La CS3D sera appliquée au niveau des États membres, par le biais de deux mécanismes d'exécution : la supervision et les sanctions administratives, et la responsabilité civile.

  • Supervision administrative et sanctions : les États membres désigneraient une autorité chargée de superviser, de demander des informations, de mener des enquêtes et d'imposer des sanctions administratives, y compris des amendes et des ordonnances de mise en conformité. Au niveau européen, la Commission mettra en place un réseau européen d'autorités de surveillance qui réunira des représentants des autorités nationales afin de garantir un échange d'informations et une approche coordonnée. Les personnes physiques et morales auraient le droit de soumettre des « préoccupations justifiées » à toute autorité de surveillance alléguant qu'une entreprise ne se conforme pas
  • Responsabilité civile : les États membres veilleront à ce que les victimes aient accès à une indemnisation pour les dommages résultant du non-respect par les entreprises de leurs obligations de diligence raisonnable.

Le CS3D ne s'applique pas à moi. Pourquoi devrais-je m'en soucier ?

De nombreux PSM ne seront pas couverts par la CS3D parce qu'il s'agit d'entités publiques. Bien qu'ils ne soient pas tenus de mettre en œuvre des procédures de due diligence, les Membres pourraient tout de même être affectés en raison de leurs relations commerciales directes ou indirectes avec les entreprises concernées.

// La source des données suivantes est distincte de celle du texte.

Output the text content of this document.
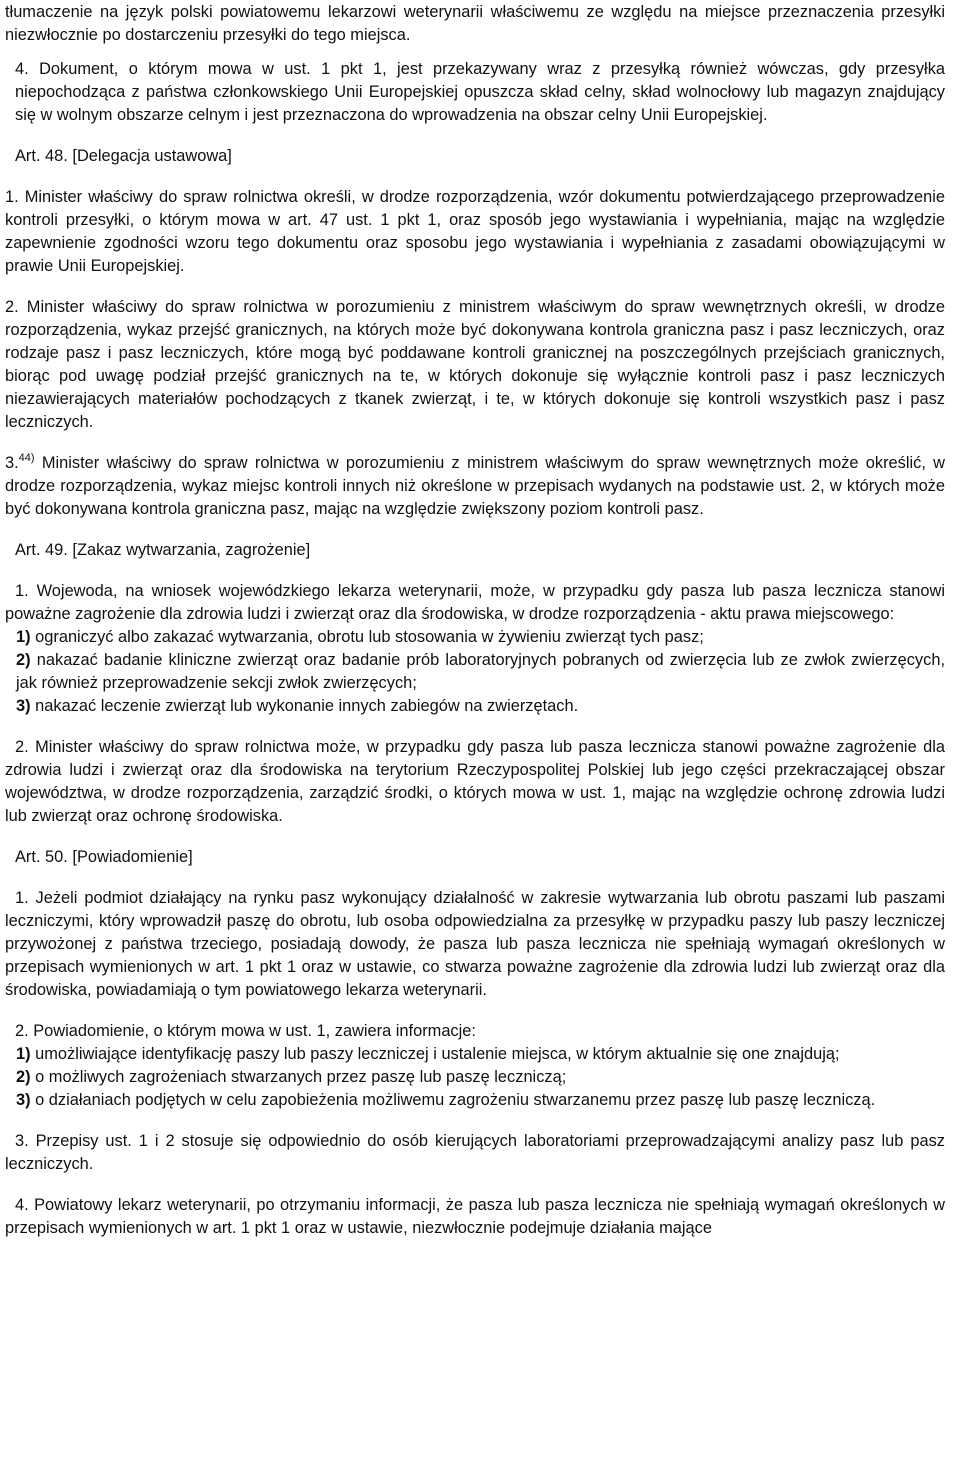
tłumaczenie na język polski powiatowemu lekarzowi weterynarii właściwemu ze względu na miejsce przeznaczenia przesyłki niezwłocznie po dostarczeniu przesyłki do tego miejsca.

4. Dokument, o którym mowa w ust. 1 pkt 1, jest przekazywany wraz z przesyłką również wówczas, gdy przesyłka niepochodząca z państwa członkowskiego Unii Europejskiej opuszcza skład celny, skład wolnocłowy lub magazyn znajdujący się w wolnym obszarze celnym i jest przeznaczona do wprowadzenia na obszar celny Unii Europejskiej.

Art. 48. [Delegacja ustawowa]

1. Minister właściwy do spraw rolnictwa określi, w drodze rozporządzenia, wzór dokumentu potwierdzającego przeprowadzenie kontroli przesyłki, o którym mowa w art. 47 ust. 1 pkt 1, oraz sposób jego wystawiania i wypełniania, mając na względzie zapewnienie zgodności wzoru tego dokumentu oraz sposobu jego wystawiania i wypełniania z zasadami obowiązującymi w prawie Unii Europejskiej.

2. Minister właściwy do spraw rolnictwa w porozumieniu z ministrem właściwym do spraw wewnętrznych określi, w drodze rozporządzenia, wykaz przejść granicznych, na których może być dokonywana kontrola graniczna pasz i pasz leczniczych, oraz rodzaje pasz i pasz leczniczych, które mogą być poddawane kontroli granicznej na poszczególnych przejściach granicznych, biorąc pod uwagę podział przejść granicznych na te, w których dokonuje się wyłącznie kontroli pasz i pasz leczniczych niezawierających materiałów pochodzących z tkanek zwierząt, i te, w których dokonuje się kontroli wszystkich pasz i pasz leczniczych.

3.$^{44)}$ Minister właściwy do spraw rolnictwa w porozumieniu z ministrem właściwym do spraw wewnętrznych może określić, w drodze rozporządzenia, wykaz miejsc kontroli innych niż określone w przepisach wydanych na podstawie ust. 2, w których może być dokonywana kontrola graniczna pasz, mając na względzie zwiększony poziom kontroli pasz.

Art. 49. [Zakaz wytwarzania, zagrożenie]

1. Wojewoda, na wniosek wojewódzkiego lekarza weterynarii, może, w przypadku gdy pasza lub pasza lecznicza stanowi poważne zagrożenie dla zdrowia ludzi i zwierząt oraz dla środowiska, w drodze rozporządzenia - aktu prawa miejscowego:

1) ograniczyć albo zakazać wytwarzania, obrotu lub stosowania w żywieniu zwierząt tych pasz;

2) nakazać badanie kliniczne zwierząt oraz badanie prób laboratoryjnych pobranych od zwierzęcia lub ze zwłok zwierzęcych, jak również przeprowadzenie sekcji zwłok zwierzęcych;

3) nakazać leczenie zwierząt lub wykonanie innych zabiegów na zwierzętach.

2. Minister właściwy do spraw rolnictwa może, w przypadku gdy pasza lub pasza lecznicza stanowi poważne zagrożenie dla zdrowia ludzi i zwierząt oraz dla środowiska na terytorium Rzeczypospolitej Polskiej lub jego części przekraczającej obszar województwa, w drodze rozporządzenia, zarządzić środki, o których mowa w ust. 1, mając na względzie ochronę zdrowia ludzi lub zwierząt oraz ochronę środowiska.

Art. 50. [Powiadomienie]

1. Jeżeli podmiot działający na rynku pasz wykonujący działalność w zakresie wytwarzania lub obrotu paszami lub paszami leczniczymi, który wprowadził paszę do obrotu, lub osoba odpowiedzialna za przesyłkę w przypadku paszy lub paszy leczniczej przywożonej z państwa trzeciego, posiadają dowody, że pasza lub pasza lecznicza nie spełniają wymagań określonych w przepisach wymienionych w art. 1 pkt 1 oraz w ustawie, co stwarza poważne zagrożenie dla zdrowia ludzi lub zwierząt oraz dla środowiska, powiadamiają o tym powiatowego lekarza weterynarii.

2. Powiadomienie, o którym mowa w ust. 1, zawiera informacje:

1) umożliwiające identyfikację paszy lub paszy leczniczej i ustalenie miejsca, w którym aktualnie się one znajdują;

2) o możliwych zagrożeniach stwarzanych przez paszę lub paszę leczniczą;

3) o działaniach podjętych w celu zapobieżenia możliwemu zagrożeniu stwarzanemu przez paszę lub paszę leczniczą.

3. Przepisy ust. 1 i 2 stosuje się odpowiednio do osób kierujących laboratoriami przeprowadzającymi analizy pasz lub pasz leczniczych.

4. Powiatowy lekarz weterynarii, po otrzymaniu informacji, że pasza lub pasza lecznicza nie spełniają wymagań określonych w przepisach wymienionych w art. 1 pkt 1 oraz w ustawie, niezwłocznie podejmuje działania mające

Concrètement, les entreprises concernées qui traitent avec les MSP peuvent demander des garanties contractuelles et vérifier ensuite la conformité. Les membres peuvent également choisir de mettre en place des procédures de due diligence sur une base volontaire, car elles leur permettent de renforcer leur légitimité et la confiance de leur public en jouant un rôle de premier plan sur ces questions. Les violations des droits humains ou du droit environnemental résultant de manquements à la diligence requise risquent de porter atteinte de manière significative à la réputation des PSM, à ses relations avec le public et les autres parties prenantes, ainsi qu'à son autorité à demander des comptes à d'autres personnes.

Informations de contact

Sophia Wistehube
Conseiller juridique
Juridique et politique
[email protected]

Sofia Nobre
Conseiller politique de l'UE
Juridique et politique
[email protected]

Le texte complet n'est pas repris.